Le Conseil d'État exerce un contrôle de proportionnalité sur les mesures individuelles prises en application de l'état d'urgence. Il vérifie que les restrictions apportées aux libertés sont nécessaires, adaptées et proportionnées au regard des circonstances qui les motivent (CE, ord., 11 décembre 2015, n° 395009). Le juge administratif des référés peut être saisi en référé-liberté (article L. 521-2 du code de justice administrative) pour contester les mesures individuelles.
Applications historiques
L'état d'urgence a été déclaré à plusieurs reprises dans l'histoire contemporaine. Il a d'abord été appliqué pendant la guerre d'Algérie (1955, puis 1958 et 1961), contexte qui a précisément motivé l'adoption de la loi de 1955. Il a été déclaré lors des événements de Nouvelle-Calédonie en 1985, puis lors des émeutes urbaines de novembre 2005 (décret du 8 novembre 2005).
L'application la plus significative et la plus longue reste celle consécutive aux attentats du 13 novembre 2015 à Paris. Déclaré le 14 novembre 2015, l'état d'urgence a été prorogé six fois par le Parlement, pour une durée totale de près de deux ans, jusqu'au 1er novembre 2017. Cette durée exceptionnelle a suscité un débat doctrinal sur le risque de banalisation du régime d'exception.
La sortie de l'état d'urgence et la loi SILT
La loi n° 2017-1510 du 30 octobre 2017 renforçant la sécurité intérieure et la lutte contre le terrorisme (dite loi SILT) a mis fin à l'état d'urgence tout en intégrant dans le droit commun certaines mesures qui relevaient auparavant du régime d'exception : périmètres de protection, fermeture de lieux de culte, mesures individuelles de contrôle administratif et de surveillance (MICAS), visites domiciliaires. Le Conseil constitutionnel a validé l'essentiel de ce dispositif dans sa décision n° 2017-695 QPC du 29 mars 2018, tout en émettant des réserves d'interprétation.
L'état d'urgence sanitaire
La crise de la Covid-19 a conduit à la création d'un régime distinct : l'état d'urgence sanitaire, instauré par la loi n° 2020-290 du 23 mars 2020. Ce régime, codifié aux articles L. 3131-12 à L. 3131-20 du code de la santé publique, peut être déclaré en conseil des ministres en cas de catastrophe sanitaire mettant en péril la santé de la population, notamment une épidémie.
Il confère au Premier ministre le pouvoir de prendre par décret des mesures limitant la liberté d'aller et venir, la liberté d'entreprendre et la liberté de réunion.
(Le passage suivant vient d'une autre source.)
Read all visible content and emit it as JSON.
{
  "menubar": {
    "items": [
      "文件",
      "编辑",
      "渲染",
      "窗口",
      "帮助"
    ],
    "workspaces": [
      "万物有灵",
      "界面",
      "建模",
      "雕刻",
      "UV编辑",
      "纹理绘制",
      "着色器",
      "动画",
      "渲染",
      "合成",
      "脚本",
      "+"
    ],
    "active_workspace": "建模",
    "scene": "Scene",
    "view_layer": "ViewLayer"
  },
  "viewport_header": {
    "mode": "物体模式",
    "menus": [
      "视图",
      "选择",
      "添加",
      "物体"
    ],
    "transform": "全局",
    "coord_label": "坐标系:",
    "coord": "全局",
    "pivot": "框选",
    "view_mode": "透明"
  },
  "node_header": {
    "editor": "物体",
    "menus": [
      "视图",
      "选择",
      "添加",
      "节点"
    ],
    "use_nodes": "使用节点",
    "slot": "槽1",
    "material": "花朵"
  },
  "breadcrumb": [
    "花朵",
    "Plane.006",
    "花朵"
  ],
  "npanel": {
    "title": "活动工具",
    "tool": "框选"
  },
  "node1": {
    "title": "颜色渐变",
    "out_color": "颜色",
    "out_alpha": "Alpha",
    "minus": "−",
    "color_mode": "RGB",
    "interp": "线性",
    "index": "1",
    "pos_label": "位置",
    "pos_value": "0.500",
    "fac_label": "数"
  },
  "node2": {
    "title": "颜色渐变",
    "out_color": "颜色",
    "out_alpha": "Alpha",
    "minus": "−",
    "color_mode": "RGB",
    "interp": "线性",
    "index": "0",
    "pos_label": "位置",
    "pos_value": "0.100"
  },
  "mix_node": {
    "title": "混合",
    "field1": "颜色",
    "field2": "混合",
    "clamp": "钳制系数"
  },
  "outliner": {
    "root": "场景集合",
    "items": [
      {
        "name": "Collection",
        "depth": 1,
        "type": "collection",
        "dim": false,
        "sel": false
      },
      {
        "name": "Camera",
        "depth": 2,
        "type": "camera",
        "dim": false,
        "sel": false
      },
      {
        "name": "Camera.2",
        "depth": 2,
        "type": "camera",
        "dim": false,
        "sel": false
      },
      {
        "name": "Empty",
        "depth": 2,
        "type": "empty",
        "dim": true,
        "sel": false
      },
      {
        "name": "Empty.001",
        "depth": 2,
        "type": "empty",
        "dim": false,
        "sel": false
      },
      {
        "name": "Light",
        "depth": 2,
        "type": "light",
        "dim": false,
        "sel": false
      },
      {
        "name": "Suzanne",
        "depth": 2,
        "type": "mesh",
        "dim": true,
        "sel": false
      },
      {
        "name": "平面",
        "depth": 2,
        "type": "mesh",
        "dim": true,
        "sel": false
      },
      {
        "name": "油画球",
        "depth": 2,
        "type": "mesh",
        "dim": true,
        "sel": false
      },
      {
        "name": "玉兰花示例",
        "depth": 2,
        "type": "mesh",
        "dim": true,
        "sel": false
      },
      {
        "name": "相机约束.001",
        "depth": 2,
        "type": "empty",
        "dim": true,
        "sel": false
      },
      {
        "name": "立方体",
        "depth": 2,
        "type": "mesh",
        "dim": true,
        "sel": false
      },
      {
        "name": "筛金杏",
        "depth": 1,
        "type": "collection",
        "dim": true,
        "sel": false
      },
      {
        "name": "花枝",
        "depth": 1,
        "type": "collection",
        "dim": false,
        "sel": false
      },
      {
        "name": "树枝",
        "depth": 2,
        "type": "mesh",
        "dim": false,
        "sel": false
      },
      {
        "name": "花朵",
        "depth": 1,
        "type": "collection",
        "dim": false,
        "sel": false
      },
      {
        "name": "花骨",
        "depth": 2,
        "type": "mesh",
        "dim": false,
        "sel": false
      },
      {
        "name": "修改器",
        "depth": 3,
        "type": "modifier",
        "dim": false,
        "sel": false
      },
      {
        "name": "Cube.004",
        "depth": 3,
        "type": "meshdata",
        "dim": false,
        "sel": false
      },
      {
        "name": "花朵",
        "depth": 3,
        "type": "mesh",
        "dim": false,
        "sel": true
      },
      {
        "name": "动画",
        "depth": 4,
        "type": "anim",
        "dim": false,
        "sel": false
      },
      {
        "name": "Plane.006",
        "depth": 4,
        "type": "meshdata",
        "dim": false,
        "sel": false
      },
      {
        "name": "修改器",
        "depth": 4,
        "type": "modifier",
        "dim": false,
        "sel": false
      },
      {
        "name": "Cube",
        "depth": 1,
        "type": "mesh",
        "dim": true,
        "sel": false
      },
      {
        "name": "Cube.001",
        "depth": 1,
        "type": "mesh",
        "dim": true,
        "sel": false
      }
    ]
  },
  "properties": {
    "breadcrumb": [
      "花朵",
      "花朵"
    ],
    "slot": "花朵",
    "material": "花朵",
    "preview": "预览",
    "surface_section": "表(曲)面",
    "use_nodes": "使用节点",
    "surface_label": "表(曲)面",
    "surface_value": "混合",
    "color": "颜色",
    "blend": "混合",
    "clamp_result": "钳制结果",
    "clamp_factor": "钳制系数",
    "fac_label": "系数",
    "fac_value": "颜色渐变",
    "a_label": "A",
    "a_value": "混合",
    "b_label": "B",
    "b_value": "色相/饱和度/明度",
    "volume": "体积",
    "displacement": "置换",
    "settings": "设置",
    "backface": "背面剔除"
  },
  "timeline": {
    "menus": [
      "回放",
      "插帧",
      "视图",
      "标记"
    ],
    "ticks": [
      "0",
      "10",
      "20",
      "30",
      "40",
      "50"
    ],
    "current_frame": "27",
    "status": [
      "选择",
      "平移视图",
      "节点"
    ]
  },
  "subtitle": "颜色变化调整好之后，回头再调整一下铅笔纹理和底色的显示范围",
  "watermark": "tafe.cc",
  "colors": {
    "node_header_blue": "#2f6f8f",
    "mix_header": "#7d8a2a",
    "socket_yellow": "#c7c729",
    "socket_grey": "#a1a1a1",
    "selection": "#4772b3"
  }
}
Le Conseil constitutionnel a été amené à contrôler ces mesures, notamment dans sa décision n° 2020-800 DC du 11 mai 2020 relative à la prorogation de l'état d'urgence sanitaire, dans laquelle il a formulé plusieurs réserves d'interprétation concernant les mesures de quarantaine et d'isolement.
À retenir
- L'état d'urgence repose sur la loi du 3 avril 1955, est déclaré en conseil des ministres et prorogé par le Parlement au-delà de douze jours.
- Il confère aux autorités civiles (préfet, ministre de l'Intérieur) des pouvoirs étendus : assignations à résidence, perquisitions administratives, interdictions de circuler et fermetures de lieux.
- Le contrôle juridictionnel est assuré par le Conseil constitutionnel (QPC) et le Conseil d'État (référé-liberté et contrôle de proportionnalité).
- La loi SILT du 30 octobre 2017 a intégré dans le droit commun plusieurs mesures issues de l'état d'urgence, posant la question de la normalisation de l'exception.
- L'état d'urgence sanitaire, créé en 2020, constitue un régime distinct adapté aux crises épidémiques, avec ses propres conditions et garanties.